27 Het overige nu der geschiedenissen van Omri, wat hij gedaan heeft, en zijn macht die hij gepleegd heeft, zijn die niet geschreven in het boek der kronieken der koningen van Israel?
Los demás hechos de Amrí, y las hazañas que hizo, ¿no está esto escrito en el libro de los anales de los reyes de Israel?
28 En Omri ontsliep met zijn vaderen, en werd begraven te Samaria; en zijn zoon Achab regeerde in zijn plaats.
Amrí se durmió con sus padres y fue sepultado en Samaria, reinando en su lugar su hijo Acab.
29 En Achab, de zoon van Omri, werd koning over Israel, in het acht en dertigste jaar van Asa, den koning van Juda; en Achab, de zoon van Omri, regeerde over Israel, te Samaria, twee en twintig jaren.
Acab, hijo de Amrí, comenzó a reinar sobre Israel el año treinta y ocho de Asá, rey de Judá; y reinó Acab, hijo de Amrí, sobre Israel en Samaria veintidós años.
30 En Achab, den zoon van Omri, deed wat kwaad was in de ogen des HEEREN, meer dan allen, die voor hem geweest waren.
Acab, hijo de Amrí, hizo muchas maldades a los ojos de Yahvé, más que todos sus antecesores.

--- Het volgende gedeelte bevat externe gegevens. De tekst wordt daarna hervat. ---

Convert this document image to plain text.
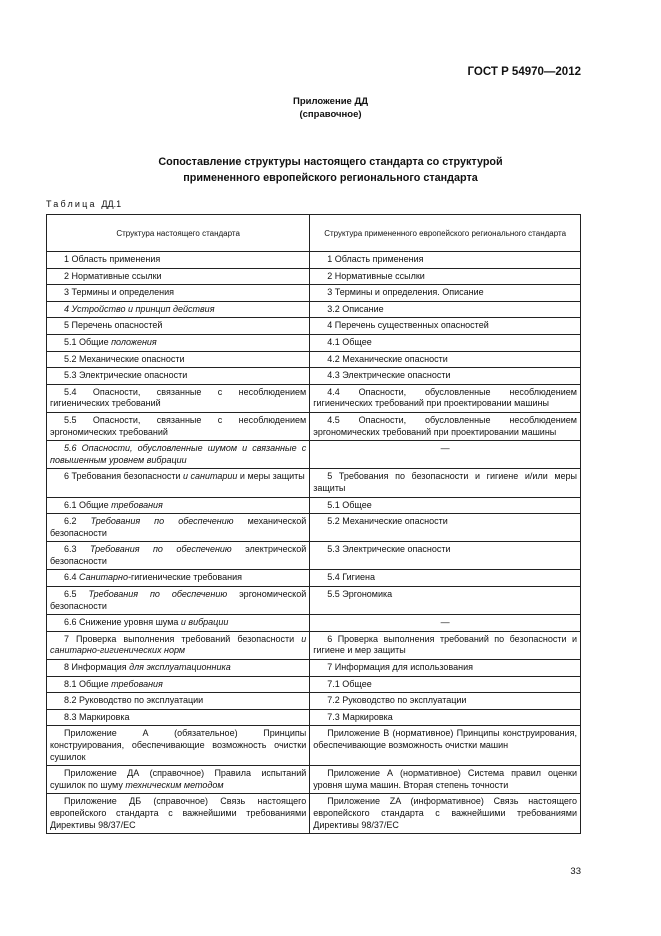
ГОСТ Р 54970—2012
Приложение ДД
(справочное)
Сопоставление структуры настоящего стандарта со структурой
примененного европейского регионального стандарта
Таблица ДД.1
Структура настоящего стандарта	Структура примененного европейского регионального стандарта
1 Область применения	1 Область применения
2 Нормативные ссылки	2 Нормативные ссылки
3 Термины и определения	3 Термины и определения. Описание
4 Устройство и принцип действия	3.2 Описание
5 Перечень опасностей	4 Перечень существенных опасностей
5.1 Общие положения	4.1 Общее
5.2 Механические опасности	4.2 Механические опасности
5.3 Электрические опасности	4.3 Электрические опасности
5.4 Опасности, связанные с несоблюдением гигиенических требований	4.4 Опасности, обусловленные несоблюдением гигиенических требований при проектировании машины
5.5 Опасности, связанные с несоблюдением эргономических требований	4.5 Опасности, обусловленные несоблюдением эргономических требований при проектировании машины
5.6 Опасности, обусловленные шумом и связанные с повышенным уровнем вибрации	—
6 Требования безопасности и санитарии и меры защиты	5 Требования по безопасности и гигиене и/или меры защиты
6.1 Общие требования	5.1 Общее
6.2 Требования по обеспечению механической безопасности	5.2 Механические опасности
6.3 Требования по обеспечению электрической безопасности	5.3 Электрические опасности
6.4 Санитарно-гигиенические требования	5.4 Гигиена
6.5 Требования по обеспечению эргономической безопасности	5.5 Эргономика
6.6 Снижение уровня шума и вибрации	—
7 Проверка выполнения требований безопасности и санитарно-гигиенических норм	6 Проверка выполнения требований по безопасности и гигиене и мер защиты
8 Информация для эксплуатационника	7 Информация для использования
8.1 Общие требования	7.1 Общее
8.2 Руководство по эксплуатации	7.2 Руководство по эксплуатации
8.3 Маркировка	7.3 Маркировка
Приложение А (обязательное) Принципы конструирования, обеспечивающие возможность очистки сушилок	Приложение В (нормативное) Принципы конструирования, обеспечивающие возможность очистки машин
Приложение ДА (справочное) Правила испытаний сушилок по шуму техническим методом	Приложение А (нормативное) Система правил оценки уровня шума машин. Вторая степень точности
Приложение ДБ (справочное) Связь настоящего европейского стандарта с важнейшими требованиями Директивы 98/37/ЕС	Приложение ZA (информативное) Связь настоящего европейского стандарта с важнейшими требованиями Директивы 98/37/ЕС
33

31 En het geschiedde (was het een lichte zaak, dat hij wandelde in de zonden van Jerobeam, den zoon van Nebat?), dat hij nog ter vrouwe nam Izebel, de dochter van Eth-Baal, den koning der Sidoniers, en heenging, en diende Baal, en boog zich voor hem.
Pareciéndole poca cosa andar en los pecados de Jeroboam, hijo de Nabat, tomó por mujer a Jezabel, hija de Etbaal, rey de los sidonios, y fue a dar culto a Baal y se prosternó ante él.
32 En hij richtte voor Baal een altaar op, in het huis van Baal, hetwelk hij te Samaria gebouwd had.
Erigió también un altar a Baal en el templo de Baal que había edificado en Samaria.
33 Ook maakte Achab een bos, zodat Achab nog meer deed, om den HEERE, den God Israels, tot toorn te verwekken, dan alle koningen van Israel, die voor hem geweest waren.
Acab hizo, además, una aschera, y así hizo más para irritar a Yahvé, el Dios de Israel, que todos los reyes de Israel que le habían precedido.
34 In zijn dagen bouwde Hiel, de Betheliet, Jericho; op Abiram, zijn eerstgeborenen zoon heeft hij haar gegrondvest, en op Segub, zijn jongsten zoon, heeft hij haar poorten gesteld; naar het woord des HEEREN, dat Hij door den dienst van Jozua, den zoon van Nun, gesproken had.
En sus días, Hiél de Betel reedificó a Jericó. Sobre Abiram, su primogénito, echó los cimientos de ella, y sobre Segub, su hijo menor, puso las puertas, según la palabra que Yahvé había dicho por boca de Josué, hijo de Nun.